Los resultados electorales del domingo 7 son claros y contundentes. Los partidos de derecha compondrán mayoritariamente el Consejo Constitucional, y, en teoría, podrían prescindir de la izquierda y del centro para generar una nueva Constitución. Pero el sentido común y la prudencia, tan importantes en la política y en el Derecho, llevan a concluir que no todo lo posible es bueno.
Así lo muestra la experiencia de la más antigua democracia constitucional. En efecto, Inglaterra cuenta desde el siglo XVII con una Constitución no codificada, la primera y más venerable de las constituciones del mundo. Sin embargo, teóricamente su vigencia pende de un hilo, ya que en cualquier momento la mayoría del Parlamento podría derogarla o alterarla completamente, y, con ello, dejar sin efecto todas o algunas de sus partes: common law, equidad, principios, leyes constitucionales, costumbre y jurisprudencia. Y es que, en teoría, el Parlamento es soberano, y, por eso, puede eliminar el orden constitucional, o transformarlo en sus bases esenciales. No obstante, nada de esto ha ocurrido durante los casi cuatrocientos años de vigencia del principio de soberanía del Parlamento.
El common sense, tan característico en la vida política inglesa, ha hecho que ciudadanos y políticos asuman que no necesariamente todo lo que es posible es bueno, y que en democracia las mayorías son circunstanciales. Por eso, quien gana una elección nunca puede pensar que obtiene una especie de cheque en blanco para hacer lo que le plazca, menos aun cuando lo que está en juego es ni más ni menos que la Constitución.
El contraste con nuestro pasado reciente es evidente. Al amparo de una mayoría aplastante y de la idea de la hoja en blanco, la Convención Constitucional actuó como un auténtico soberano, y redactó un proyecto que se apartaba radicalmente de la tradición constitucional chilena y de sus principios generales, así como de algunos aspectos esenciales de los modelos constitucionales más prestigiosos del mundo. Teóricamente podía hacerlo. Contaba con la mayoría necesaria para llevarlo a cabo, sin necesidad de siquiera escuchar a la minoría. Pero el resultado fue deplorable desde todo punto de vista. Los ciudadanos le dieron un portazo a la refundación de la república y a la visión maniquea y partisana que menospreció y silenció a la minoría, y que se alejó de la tradición y principios constitucionales bicentenarios.

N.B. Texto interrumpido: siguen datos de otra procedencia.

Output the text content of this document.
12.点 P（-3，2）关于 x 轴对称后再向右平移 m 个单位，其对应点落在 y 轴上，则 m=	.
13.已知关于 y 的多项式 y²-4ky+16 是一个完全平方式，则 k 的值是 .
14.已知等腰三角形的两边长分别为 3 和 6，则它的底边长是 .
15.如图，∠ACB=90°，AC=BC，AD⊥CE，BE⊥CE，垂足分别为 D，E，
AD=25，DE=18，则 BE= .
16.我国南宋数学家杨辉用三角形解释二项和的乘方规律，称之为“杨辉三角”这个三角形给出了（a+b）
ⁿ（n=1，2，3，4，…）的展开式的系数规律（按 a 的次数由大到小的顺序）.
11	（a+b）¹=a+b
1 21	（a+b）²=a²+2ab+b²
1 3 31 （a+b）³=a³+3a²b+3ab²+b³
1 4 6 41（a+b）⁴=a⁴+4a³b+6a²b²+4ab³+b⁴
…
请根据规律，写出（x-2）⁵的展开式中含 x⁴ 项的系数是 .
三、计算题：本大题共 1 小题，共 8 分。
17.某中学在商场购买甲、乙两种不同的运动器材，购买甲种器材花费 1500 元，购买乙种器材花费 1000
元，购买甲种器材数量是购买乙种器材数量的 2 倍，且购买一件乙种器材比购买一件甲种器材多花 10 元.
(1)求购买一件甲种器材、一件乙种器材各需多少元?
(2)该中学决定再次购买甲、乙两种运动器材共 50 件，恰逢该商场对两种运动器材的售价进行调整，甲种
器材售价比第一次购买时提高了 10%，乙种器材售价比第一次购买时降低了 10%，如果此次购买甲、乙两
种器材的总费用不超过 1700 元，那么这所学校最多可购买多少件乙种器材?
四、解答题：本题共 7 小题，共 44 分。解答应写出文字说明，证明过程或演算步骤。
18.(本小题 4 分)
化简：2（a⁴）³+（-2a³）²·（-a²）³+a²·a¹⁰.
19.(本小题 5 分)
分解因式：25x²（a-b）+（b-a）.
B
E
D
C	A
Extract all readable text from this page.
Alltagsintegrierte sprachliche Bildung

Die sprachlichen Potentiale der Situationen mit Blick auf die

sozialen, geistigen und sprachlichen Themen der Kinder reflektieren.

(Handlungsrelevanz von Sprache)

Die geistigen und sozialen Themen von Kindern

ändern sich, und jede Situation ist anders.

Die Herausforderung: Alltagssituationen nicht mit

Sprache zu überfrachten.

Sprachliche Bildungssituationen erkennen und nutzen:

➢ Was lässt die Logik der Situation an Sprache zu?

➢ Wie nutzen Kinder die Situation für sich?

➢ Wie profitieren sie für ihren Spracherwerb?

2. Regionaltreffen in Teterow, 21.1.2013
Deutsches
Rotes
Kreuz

El nuevo escenario surgido de las elecciones del fin de semana trae aparejado el riesgo de que quienes resultaron triunfadores caigan en la tentación de actuar en el Consejo Constitucional de la misma manera que quienes controlaron la Convención. Como se comprenderá, aquello sería un error garrafal, porque el diálogo y el acuerdo son esenciales para la democracia. Por eso, la nueva etapa del actual proceso constituyente se debe afrontar con ese sentido común tan necesario para la política y el Derecho. A este respecto conviene no perder de vista que las constituciones no hacen milagros (ni la política ni el Derecho lo hacen), ni pueden transformarse en una especie de interminable lista de deseos, aspiraciones o puntos de vista personales camuflados bajo la apariencia de derechos, por muy respetables que sean.
Las constituciones son esencialmente mecanismos de limitación del poder, estructuradas en base a unos acuerdos mínimos, pero fundamentales, como la dignidad y los derechos y libertades consustanciales a todo ser humano, el sometimiento del poder al Derecho, la separación de poderes, la democracia representativa y la orientación de la actuación estatal al bien común. Nada impide que aquel acuerdo incorpore nuevas temáticas, como la protección de las personas frente a las contingencias económicas y sociales, el cuidado de la naturaleza, y el reconocimiento y protección de los pueblos indígenas y de su cultura. De hecho, todo aquello forma parte de las doce bases constitucionales que presiden el actual proceso constituyente.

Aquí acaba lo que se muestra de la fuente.